Kaum sind die Fans zurück in den Stadien, konfrontieren sie die Klubs mit den unangenehmen Themen des Profifußballs. Darauf würden diese am liebsten gar nicht reagieren.

So skurril es ist: Je höher in der Republik die Corona-Zahlen steigen, desto voller sind die Fußballstadien. So meldete die Allianz-Arena für die Partie FC Bayern gegen SC Freiburg erstmals nach fast eineinhalb Jahren wieder ausverkauftes Haus. 75.000 füllten die Ränge bis auf den letzten Platz, lagen sich beim Jubeln in den Armen und hüpften auf den Tribünen dem Münchner Sieg entgegen.

Bis zum Sitzplatz im Stadion wird der Impfpass bis zu dreimal kontrolliert

Natürlich ist zu ergänzen, dass die Stadien zu den derzeit wohl am gründlichsten auf die Corona-Regeln geprüften Räume gehören. An den sorgfältigen Kontrollen der Impfpass-App samt Abgleichung mit dem Personalausweis könnte sich so manche Gaststätte ein Beispiel nehmen. Persönlicher Topwert: dreimaliges Überprüfen des Impfschutzes vom Eintritt ins Stadion bis zum Sitzplatz. Das heißt natürlich nicht, dass bei krimineller Energie und Vorzeigen falscher Zertifikate das Virus dort nicht doch Einzug halten kann.

Trotz monatelangem Ausgesperrtsein haben Fußballfans ihre Anliegen nicht vergessen

Und bei all der Freude über die Rückkehr des Publikums in die Fußballstadien: Heile Welt ist das noch lange nicht.
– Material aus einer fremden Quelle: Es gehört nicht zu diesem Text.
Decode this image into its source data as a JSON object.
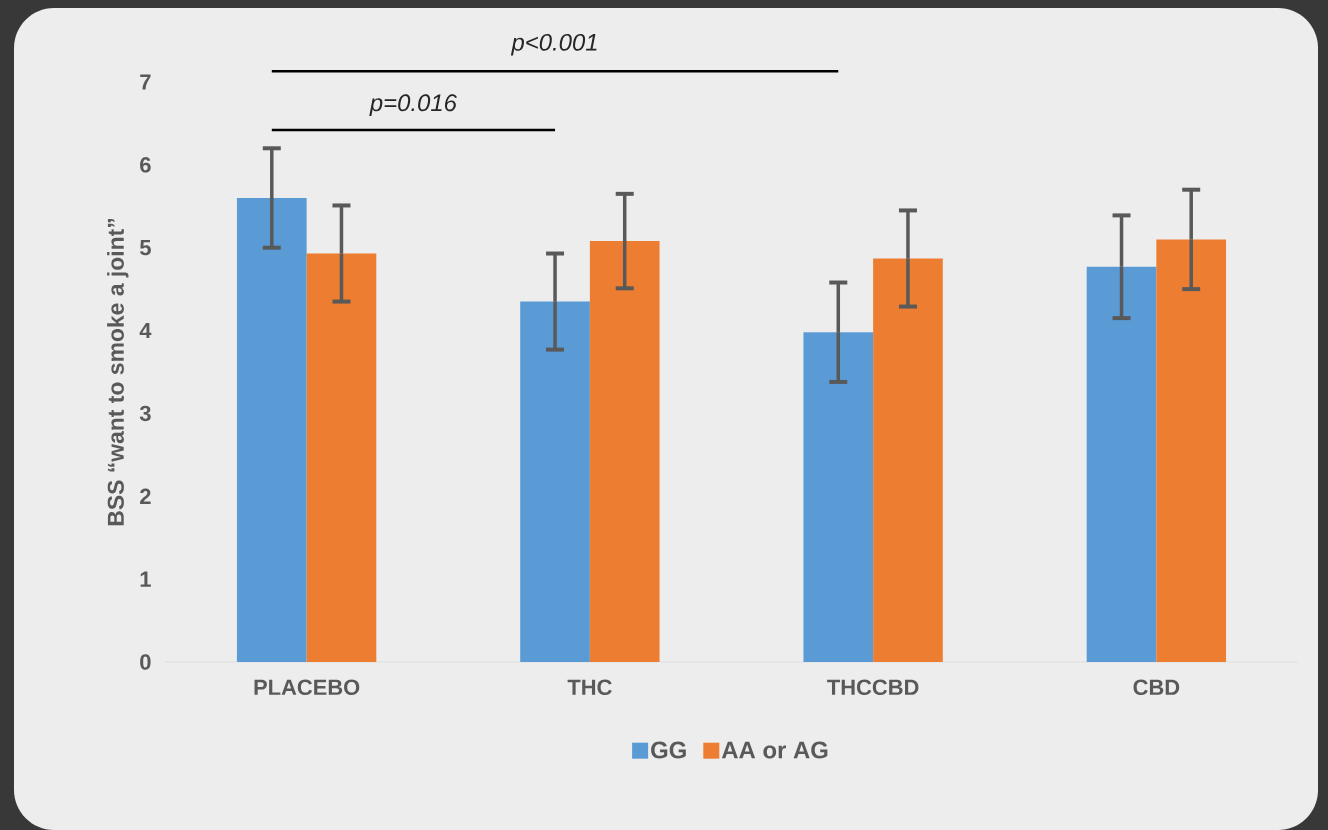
{
  "chart_data": {
    "type": "bar",
    "ylabel": "BSS “want to smoke a joint”",
    "categories": [
      "PLACEBO",
      "THC",
      "THCCBD",
      "CBD"
    ],
    "series": [
      {
        "name": "GG",
        "color": "#5b9bd5",
        "values": [
          5.6,
          4.35,
          3.98,
          4.77
        ],
        "errors": [
          0.6,
          0.58,
          0.6,
          0.62
        ]
      },
      {
        "name": "AA or AG",
        "color": "#ed7d31",
        "values": [
          4.93,
          5.08,
          4.87,
          5.1
        ],
        "errors": [
          0.58,
          0.57,
          0.58,
          0.6
        ]
      }
    ],
    "ylim": [
      0,
      7
    ],
    "yticks": [
      0,
      1,
      2,
      3,
      4,
      5,
      6,
      7
    ],
    "legend": "bottom",
    "annotations": [
      "p<0.001",
      "p=0.016"
    ]
  }
}
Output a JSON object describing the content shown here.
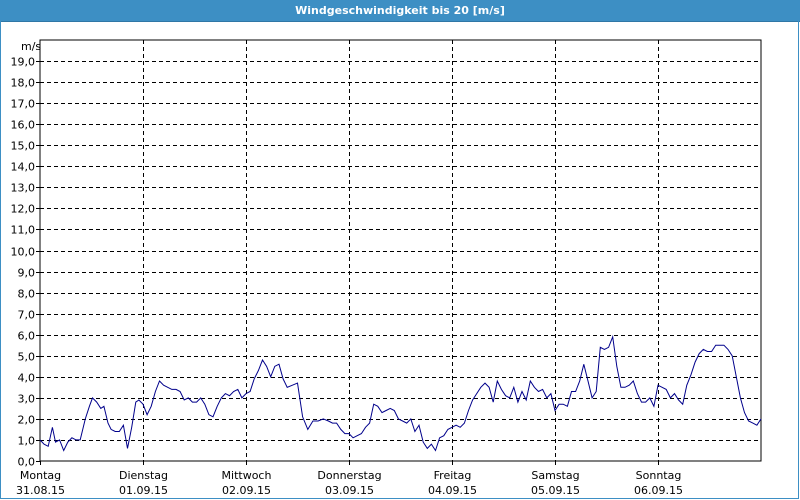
{
  "chart_data": {
    "type": "line",
    "title": "Windgeschwindigkeit bis 20 [m/s]",
    "ylabel": "m/s",
    "ylim": [
      0,
      20
    ],
    "xlim": [
      0,
      7
    ],
    "grid": true,
    "y_ticks": [
      "0,0",
      "1,0",
      "2,0",
      "3,0",
      "4,0",
      "5,0",
      "6,0",
      "7,0",
      "8,0",
      "9,0",
      "10,0",
      "11,0",
      "12,0",
      "13,0",
      "14,0",
      "15,0",
      "16,0",
      "17,0",
      "18,0",
      "19,0"
    ],
    "x_days": [
      {
        "day": "Montag",
        "date": "31.08.15"
      },
      {
        "day": "Dienstag",
        "date": "01.09.15"
      },
      {
        "day": "Mittwoch",
        "date": "02.09.15"
      },
      {
        "day": "Donnerstag",
        "date": "03.09.15"
      },
      {
        "day": "Freitag",
        "date": "04.09.15"
      },
      {
        "day": "Samstag",
        "date": "05.09.15"
      },
      {
        "day": "Sonntag",
        "date": "06.09.15"
      }
    ],
    "line_color": "#00008b",
    "series": [
      {
        "x": [
          0.0,
          0.04,
          0.08,
          0.12,
          0.15,
          0.19,
          0.23,
          0.27,
          0.31,
          0.35,
          0.39,
          0.44,
          0.48,
          0.51,
          0.55,
          0.59,
          0.62,
          0.66,
          0.69,
          0.73,
          0.77,
          0.81,
          0.85,
          0.89,
          0.93,
          0.96,
          1.0,
          1.04,
          1.08,
          1.12,
          1.16,
          1.2,
          1.24,
          1.28,
          1.32,
          1.36,
          1.4,
          1.44,
          1.48,
          1.52,
          1.56,
          1.6,
          1.64,
          1.68,
          1.72,
          1.76,
          1.8,
          1.84,
          1.88,
          1.92,
          1.96,
          2.0,
          2.04,
          2.08,
          2.12,
          2.16,
          2.2,
          2.24,
          2.28,
          2.32,
          2.36,
          2.4,
          2.45,
          2.5,
          2.55,
          2.6,
          2.65,
          2.7,
          2.75,
          2.8,
          2.84,
          2.88,
          2.92,
          2.96,
          3.0,
          3.04,
          3.08,
          3.12,
          3.16,
          3.2,
          3.24,
          3.28,
          3.32,
          3.36,
          3.4,
          3.44,
          3.48,
          3.52,
          3.56,
          3.6,
          3.64,
          3.68,
          3.72,
          3.76,
          3.8,
          3.84,
          3.88,
          3.92,
          3.96,
          4.0,
          4.04,
          4.08,
          4.12,
          4.16,
          4.2,
          4.24,
          4.28,
          4.32,
          4.36,
          4.4,
          4.44,
          4.48,
          4.52,
          4.56,
          4.6,
          4.64,
          4.68,
          4.72,
          4.76,
          4.8,
          4.84,
          4.88,
          4.92,
          4.96,
          5.0,
          5.04,
          5.08,
          5.12,
          5.16,
          5.2,
          5.24,
          5.28,
          5.32,
          5.36,
          5.4,
          5.44,
          5.48,
          5.52,
          5.56,
          5.6,
          5.64,
          5.68,
          5.72,
          5.76,
          5.8,
          5.84,
          5.88,
          5.92,
          5.96,
          6.0,
          6.04,
          6.08,
          6.12,
          6.16,
          6.2,
          6.24,
          6.28,
          6.32,
          6.36,
          6.4,
          6.44,
          6.48,
          6.52,
          6.56,
          6.6,
          6.64,
          6.68,
          6.72,
          6.76,
          6.8,
          6.84,
          6.88,
          6.92,
          6.96,
          7.0
        ],
        "y": [
          1.0,
          0.8,
          0.7,
          1.6,
          0.9,
          1.0,
          0.5,
          0.9,
          1.1,
          1.0,
          1.0,
          2.0,
          2.6,
          3.0,
          2.8,
          2.5,
          2.6,
          1.8,
          1.5,
          1.4,
          1.4,
          1.7,
          0.6,
          1.6,
          2.8,
          2.9,
          2.7,
          2.2,
          2.6,
          3.3,
          3.8,
          3.6,
          3.5,
          3.4,
          3.4,
          3.3,
          2.9,
          3.0,
          2.8,
          2.8,
          3.0,
          2.7,
          2.2,
          2.1,
          2.6,
          3.0,
          3.2,
          3.1,
          3.3,
          3.4,
          3.0,
          3.2,
          3.3,
          3.9,
          4.3,
          4.8,
          4.5,
          4.0,
          4.5,
          4.6,
          3.9,
          3.5,
          3.6,
          3.7,
          2.1,
          1.5,
          1.9,
          1.9,
          2.0,
          1.9,
          1.8,
          1.8,
          1.5,
          1.3,
          1.3,
          1.1,
          1.2,
          1.3,
          1.6,
          1.8,
          2.7,
          2.6,
          2.3,
          2.4,
          2.5,
          2.4,
          2.0,
          1.9,
          1.8,
          2.0,
          1.4,
          1.7,
          0.9,
          0.6,
          0.8,
          0.5,
          1.1,
          1.2,
          1.5,
          1.6,
          1.7,
          1.6,
          1.8,
          2.4,
          2.9,
          3.2,
          3.5,
          3.7,
          3.5,
          2.8,
          3.8,
          3.4,
          3.1,
          3.0,
          3.5,
          2.8,
          3.3,
          2.9,
          3.8,
          3.5,
          3.3,
          3.4,
          3.0,
          3.2,
          2.4,
          2.7,
          2.7,
          2.6,
          3.3,
          3.3,
          3.8,
          4.6,
          3.8,
          3.0,
          3.3,
          5.4,
          5.3,
          5.4,
          5.9,
          4.5,
          3.5,
          3.5,
          3.6,
          3.8,
          3.2,
          2.8,
          2.8,
          3.0,
          2.6,
          3.6,
          3.5,
          3.4,
          3.0,
          3.2,
          2.9,
          2.7,
          3.6,
          4.1,
          4.7,
          5.1,
          5.3,
          5.2,
          5.2,
          5.5,
          5.5,
          5.5,
          5.3,
          5.0,
          4.0,
          3.0,
          2.3,
          1.9,
          1.8,
          1.7,
          2.0
        ]
      }
    ]
  }
}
Nicht nur wegen Corona. Denn die Fans haben trotz ihres monatelangen Ausgesperrtseins die Probleme des Profifußballs nicht vergessen. Mit ihrer Rückkehr kommen auch die unangenehmen Themen zurück. Jene, mit denen sich die Klubs ohne Publikum nicht so beschäftigen mussten.

Kritik an Bayerns Geschäftsverbindungen zum Sponsor in Katar

Im Fall des FC Bayern entrollte sich die Kritik aus der Südkurve in Form eines meterhohen Transparents, das die Vereinsbosse Kahn und Hainer beim Waschen von blutverschmierter Kleidung zeigte. Dazu Kahns kleiner Geldkoffer mit der Aufschrift „You can rely on us“ (Ihr könnt euch auf uns verlassen), der keinen Zweifel ließ, wie moralisch verwerflich die Fans die Geschäftsverbindungen zum Sponsor in Katar finden. Einem arabischen Emirat, das zwar die Fußball-WM im nächsten Winter austrägt, sich beim Thema Menschenrechte aber taub stellt.

Julian Nagelsmann windet sich wie eine Blindschleiche

In der Pressekonferenz darauf angesprochen, wand sich Bayern-Coach Nagelsmann wie eine Blindschleiche. Er sehe, dass etwas hängt, doch während des Spiels habe er gar keine Zeit, sich alle Banner anzuschauen, verwies er für ihn ungewöhnlich schmallippig auf den „Dialog“, in dem sich sein Verein befinde. Weich gespülte Aussagen aus der eben nicht so heilen Welt des Fußballs.